最初は慣れない土地、慣れない学校、初めてみる人たち。
もちろん戸惑いもあって、不安もあったけど。過ごしてみるととても住みやすくて、周りのクラスメイトたちも優しくて。すぐにここでの生活にも慣れ、充実した日々を送っていた。
入学して約一か月。静藍は陸上部に入部して、放課後はほぼ毎日部活動に専念していた。
「う〜ん。いいお天気」
静藍は女子更衣室でユニフォームに着替え、今日も一番乗りで運動場に向かい準備運動をしていた。
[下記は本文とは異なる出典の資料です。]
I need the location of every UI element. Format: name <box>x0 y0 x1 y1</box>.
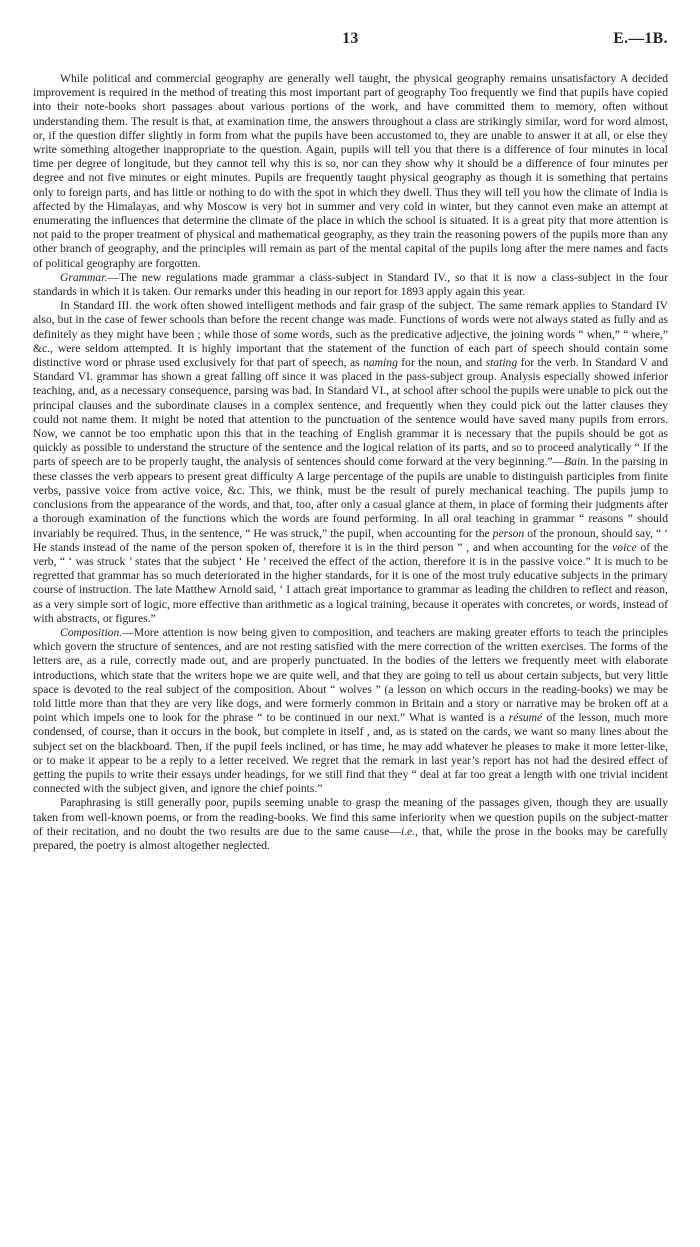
report-body <box>33 72 668 853</box>
text-run: Paraphrasing is still generally poor, pupils seeming unable to grasp the meaning of the passages given, though they are usually taken from well-known poems, or from the reading-books. We find this same inferiority when we question pupils on the subject-matter of their recitation, and no doubt the two results are due to the same cause— <box>33 796 668 838</box>
italic-text: i.e. <box>400 824 416 838</box>
page-number: 13 <box>342 30 359 47</box>
page-header <box>33 30 668 54</box>
text-run: for the verb. In Standard V and Standard VI. grammar has shown a great falling off since it was placed in the pass-subject group. Analysis especially showed inferior teaching, and, as a necessary consequence, parsing was bad. In Standard VI., at school after school the pupils were unable to pick out the principal clauses and the subordinate clauses in a complex sentence, and frequently when they could pick out the latter clauses they could not name them. It might be noted that attention to the punctuation of the sentence would have saved many pupils from errors. Now, we cannot be too emphatic upon this that in the teaching of English grammar it is necessary that the pupils should be got as quickly as possible to understand the structure of the sentence and the logical relation of its parts, and so to proceed analytically “ If the parts of speech are to be properly taught, the analysis of sentences should come forward at the very beginning.”— <box>33 356 668 469</box>
paragraph <box>33 72 668 271</box>
section-heading: Grammar. <box>60 270 108 284</box>
italic-text: Bain. <box>564 455 589 469</box>
text-run: of the lesson, much more condensed, of course, than it occurs in the book, but complete in itself , and, as is stated on the cards, we want so many lines about the subject set on the blackboard. Then, if the pupil feels inclined, or has time, he may add whatever he pleases to make it more letter-like, or to make it appear to be a reply to a letter received. We regret that the remark in last year’s report has not had the desired effect of getting the pupils to write their essays under headings, for we still find that they “ deal at far too great a length with one trivial incident connected with the subject given, and ignore the chief points.” <box>33 711 668 796</box>
text-run: , that, while the prose in the books may be carefully prepared, the poetry is almost altogether neglected. <box>33 824 668 852</box>
paragraph <box>33 796 668 853</box>
italic-text: stating <box>485 356 518 370</box>
italic-text: voice <box>612 540 637 554</box>
document-code: E.—1B. <box>613 30 668 47</box>
text-run: of the pronoun, should say, “ ‘ He stands instead of the name of the person spoken of, therefore it is in the third person ” , and when accounting for the <box>33 526 668 554</box>
text-run: —The new regulations made grammar a class-subject in Standard IV., so that it is now a class-subject in the four standards in which it is taken. Our remarks under this heading in our report for 1893 apply again this year. <box>33 270 668 299</box>
section-heading: Composition. <box>60 625 123 639</box>
italic-text: person <box>492 526 525 540</box>
paragraph <box>33 299 668 626</box>
italic-text: naming <box>363 356 398 370</box>
text-run: While political and commercial geography are generally well taught, the physical geography remains unsatisfactory A decided improvement is required in the method of treating this most important part of geography Too frequently we find that pupils have copied into their note-books short passages about various portions of the work, and have committed them to memory, often without understanding them. The result is that, at examination time, the answers throughout a class are strikingly similar, word for word almost, or, if the question differ slightly in form from what the pupils have been accustomed to, they are unable to answer it at all, or else they write something altogether inappropriate to the question. Again, pupils will tell you that there is a difference of four minutes in local time per degree of longitude, but they cannot tell why this is so, nor can they show why it should be a difference of four minutes per degree and not five minutes or eight minutes. Pupils are frequently taught physical geography as though it is something that pertains only to foreign parts, and has little or nothing to do with the spot in which they dwell. Thus they will tell you how the climate of India is affected by the Himalayas, and why Moscow is very hot in summer and very cold in winter, but they cannot even make an attempt at enumerating the influences that determine the climate of the place in which the school is situated. It is a great pity that more attention is not paid to the proper treatment of physical and mathematical geography, as they train the reasoning powers of the pupils more than any other branch of geography, and the principles will remain as part of the mental capital of the pupils long after the mere names and facts of political geography are forgotten. <box>33 72 668 270</box>
paragraph <box>33 271 668 299</box>
text-run: In the parsing in these classes the verb appears to present great difficulty A large percentage of the pupils are unable to distinguish participles from finite verbs, passive voice from active voice, &c. This, we think, must be the result of purely mechanical teaching. The pupils jump to conclusions from the appearance of the words, and that, too, after only a casual glance at them, in place of forming their judgments after a thorough examination of the functions which the words are found performing. In all oral teaching in grammar “ reasons ” should invariably be required. Thus, in the sentence, “ He was struck,” the pupil, when accounting for the <box>33 455 668 540</box>
italic-text: résumé <box>508 711 543 725</box>
text-run: for the noun, and <box>397 356 486 370</box>
text-run: of the verb, “ ‘ was struck ’ states that the subject ‘ He ’ received the effect of the action, therefore it is in the passive voice.” It is much to be regretted that grammar has so much deteriorated in the higher standards, for it is one of the most truly educative subjects in the primary course of instruction. The late Matthew Arnold said, ‘ I attach great importance to grammar as leading the children to reflect and reason, as a very simple sort of logic, more effective than arithmetic as a logical training, because it operates with concretes, or words, instead of with abstracts, or figures.” <box>33 540 668 625</box>
text-run: —More attention is now being given to composition, and teachers are making greater efforts to teach the principles which govern the structure of sentences, and are not resting satisfied with the mere correction of the written exercises. The forms of the letters are, as a rule, correctly made out, and are properly punctuated. In the bodies of the letters we frequently meet with elaborate introductions, which state that the writers hope we are quite well, and that they are going to tell us about certain subjects, but very little space is devoted to the real subject of the composition. About “ wolves ” (a lesson on which occurs in the reading-books) we may be told little more than that they are very like dogs, and were formerly common in Britain and a story or narrative may be broken off at a point which impels one to look for the phrase “ to be continued in our next.” What is wanted is a <box>33 625 668 725</box>
paragraph <box>33 626 668 796</box>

と、そこへ一年生の部活では先輩の神田巽君がやってきた。
「あ、先輩。こんちは。今日も早いですね」
「こんにちは、神田君」
言葉づかいは丁寧、物腰も柔らか、顔立ちも整っていて笑顔も柔らかくて離していてとても落ち着く。
「神田君は準備運動していて。私はもう終わったから、先にハードルとかの準備してるから」
「そんな、雅先輩1人になんて任せられませんよ。準備運動は走る前にすればいいですから、僕も手伝いますよ」
「大丈夫だよ。もう部活にも慣れてきたし、1人でも」
「そうかもしれませんが、いくら僕でも女性の先輩1人に力仕事は任せられません」
さらっとそんな事を素で言う神田に、天然な静藍もこれには少し頬を赤く染めた。
「じゃ、じゃあお願してもいい?」
「もちろん」
2人和気あいあいと談笑しながら倉庫へ向かい、部活の準備をしている。
陸上部の顧問は、保険医の宮原正顕先生。後は部員が1〜3年で10人ほどいるだけだ。
その中でも1年の神田君とは親しくなり、良く話をする間柄だ。
転入したて、入部したての時も優しく部活動のことを教えてくれて。後輩とは思えないほど落ち着いていて。最初から好感をもっていた。